Needless to say, we were all freaking out. My parents came over to watch our children while my wife and my father went to the emergency room. I knew things were serious, but I was able to skip the whole waiting process in the ER and go right to a room. They put a mask over me to protect me from any infection. This was my first stigmatizing experience. Once I was in an ER room, the doctors ordered a lot of blood work and I eventually met with the oncology team that was on call that night.
Several ironies should be pointed out before I continue. First, the hospital where I was at also happens to be where I teach a class at Brown Medical School. This time, however, I was not the doctor interviewing the patient, but rather in this uncomfortable role of a sick person. The class I teach is to help medical students learn about bedside manners. I was very impressed by the demeanor and treatment I received by the oncology team. The other irony in this situation is that I was a little too familiar with leukemia. For my dissertation in graduate school, I worked on a pediatric oncology unit, primarily with leukemia patients. Knowing some information is good. Knowing too much is not always so good.

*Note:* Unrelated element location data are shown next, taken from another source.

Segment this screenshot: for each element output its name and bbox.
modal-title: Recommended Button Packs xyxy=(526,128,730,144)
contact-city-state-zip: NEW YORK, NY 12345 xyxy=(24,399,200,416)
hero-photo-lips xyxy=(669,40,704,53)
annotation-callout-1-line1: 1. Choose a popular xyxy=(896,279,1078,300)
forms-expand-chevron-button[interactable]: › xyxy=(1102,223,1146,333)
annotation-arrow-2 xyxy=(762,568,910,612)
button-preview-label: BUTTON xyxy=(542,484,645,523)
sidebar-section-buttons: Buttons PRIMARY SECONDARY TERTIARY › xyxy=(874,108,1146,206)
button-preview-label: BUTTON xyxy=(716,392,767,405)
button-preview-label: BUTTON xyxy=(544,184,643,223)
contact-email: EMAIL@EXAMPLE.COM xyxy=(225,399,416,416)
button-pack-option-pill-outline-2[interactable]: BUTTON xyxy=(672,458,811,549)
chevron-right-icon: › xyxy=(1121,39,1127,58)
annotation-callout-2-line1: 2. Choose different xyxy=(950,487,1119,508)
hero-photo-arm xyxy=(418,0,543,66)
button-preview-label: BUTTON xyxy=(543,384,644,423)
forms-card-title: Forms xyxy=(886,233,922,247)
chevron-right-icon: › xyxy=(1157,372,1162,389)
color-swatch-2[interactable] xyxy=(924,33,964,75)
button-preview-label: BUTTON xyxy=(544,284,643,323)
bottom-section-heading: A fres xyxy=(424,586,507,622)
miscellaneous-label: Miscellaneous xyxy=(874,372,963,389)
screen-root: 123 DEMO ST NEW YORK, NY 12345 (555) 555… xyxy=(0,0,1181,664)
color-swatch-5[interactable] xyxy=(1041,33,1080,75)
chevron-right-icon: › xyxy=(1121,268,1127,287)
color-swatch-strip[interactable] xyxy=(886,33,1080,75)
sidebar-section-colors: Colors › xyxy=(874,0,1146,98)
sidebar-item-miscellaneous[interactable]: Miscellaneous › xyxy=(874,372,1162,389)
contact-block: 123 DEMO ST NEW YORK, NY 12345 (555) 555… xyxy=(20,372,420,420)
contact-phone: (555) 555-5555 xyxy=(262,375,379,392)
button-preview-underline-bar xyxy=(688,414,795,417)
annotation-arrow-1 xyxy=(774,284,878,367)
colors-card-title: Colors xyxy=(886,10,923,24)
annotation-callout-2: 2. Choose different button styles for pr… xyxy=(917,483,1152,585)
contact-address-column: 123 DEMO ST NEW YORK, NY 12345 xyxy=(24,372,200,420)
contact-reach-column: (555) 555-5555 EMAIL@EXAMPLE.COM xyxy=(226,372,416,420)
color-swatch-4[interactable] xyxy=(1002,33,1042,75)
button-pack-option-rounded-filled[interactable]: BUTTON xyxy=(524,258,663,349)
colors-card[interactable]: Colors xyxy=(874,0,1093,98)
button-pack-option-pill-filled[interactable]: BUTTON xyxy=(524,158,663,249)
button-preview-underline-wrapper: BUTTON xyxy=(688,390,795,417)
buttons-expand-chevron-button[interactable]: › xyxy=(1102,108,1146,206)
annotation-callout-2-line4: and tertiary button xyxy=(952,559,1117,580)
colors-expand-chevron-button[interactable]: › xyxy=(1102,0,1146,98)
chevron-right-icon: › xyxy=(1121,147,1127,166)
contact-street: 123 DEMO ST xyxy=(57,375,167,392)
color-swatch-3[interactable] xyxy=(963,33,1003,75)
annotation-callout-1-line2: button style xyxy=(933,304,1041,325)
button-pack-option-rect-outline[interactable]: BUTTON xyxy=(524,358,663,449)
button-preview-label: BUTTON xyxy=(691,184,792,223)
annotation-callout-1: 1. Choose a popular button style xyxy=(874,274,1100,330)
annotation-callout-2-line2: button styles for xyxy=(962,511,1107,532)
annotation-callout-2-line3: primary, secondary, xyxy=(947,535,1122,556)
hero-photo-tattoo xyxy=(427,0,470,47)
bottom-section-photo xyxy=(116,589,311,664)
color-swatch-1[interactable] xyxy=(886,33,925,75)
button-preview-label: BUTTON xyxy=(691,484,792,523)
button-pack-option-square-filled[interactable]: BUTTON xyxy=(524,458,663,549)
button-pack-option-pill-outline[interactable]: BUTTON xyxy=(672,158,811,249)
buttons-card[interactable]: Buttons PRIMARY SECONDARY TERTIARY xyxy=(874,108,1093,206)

After my bloodwork came back, the doctors told me that indeed I had some form of leukemia and now they needed to confirm which kind, the chronic or the acute version. The course of treatment would be quite different for each so making this determination would be crucial. Their suspicions were that I had the chronic version or CML. I was told that the treatment would be substantially different. With AML or the acute version, I would be in the hospital for the next month. For CML, a new "wonder drug" called Gleevec had been introduced about 5 years ago that had changed the way CML patients recieve treatment. Prior to 2001, the primary option was a bone marrow transplant. This medication, however, has been so effective in reducing and/or eliminating symptoms that the protocols had changed. The best part was that this medication had few side effects and was taken in pill form at home.
At this point my mindet shifted and I starting praying for CML. How weird is that? Anway, after waiting for a few days to get test results back from a bone marrow biopsy ( I will save that discussion for another post), I was lucky enough to have the CML diagnosis confirmed. In fact, my doctors presented it in such a way that we were celebrating that I now had CML. I was discharged from the hospital that day. Later that week I went to the Dana-Farber Cancer Insitute for a second opinion and to find out about treatment options.
On March 3, 2006, my life changed forever. Finding out news like this can either make or break a person. While I am still in the early stages of this process and still trying to comprehend what this diagnosis means for me and my family, I am cautiously optomistic as well. In some ways it has kicked me in the ass, but in another way, it is forcing me to live life to the fullest. Without sounding too cliche, I am thankful for every moment I have. As I sat this morning feeding my daughter and staring into her eyes, I realized how lucky I was and that CML was not going to keep me from seeing my children grow up. As one of my doctors said, you should be planning on going to your grandchildren's weddings. I think that is a good outlook for now.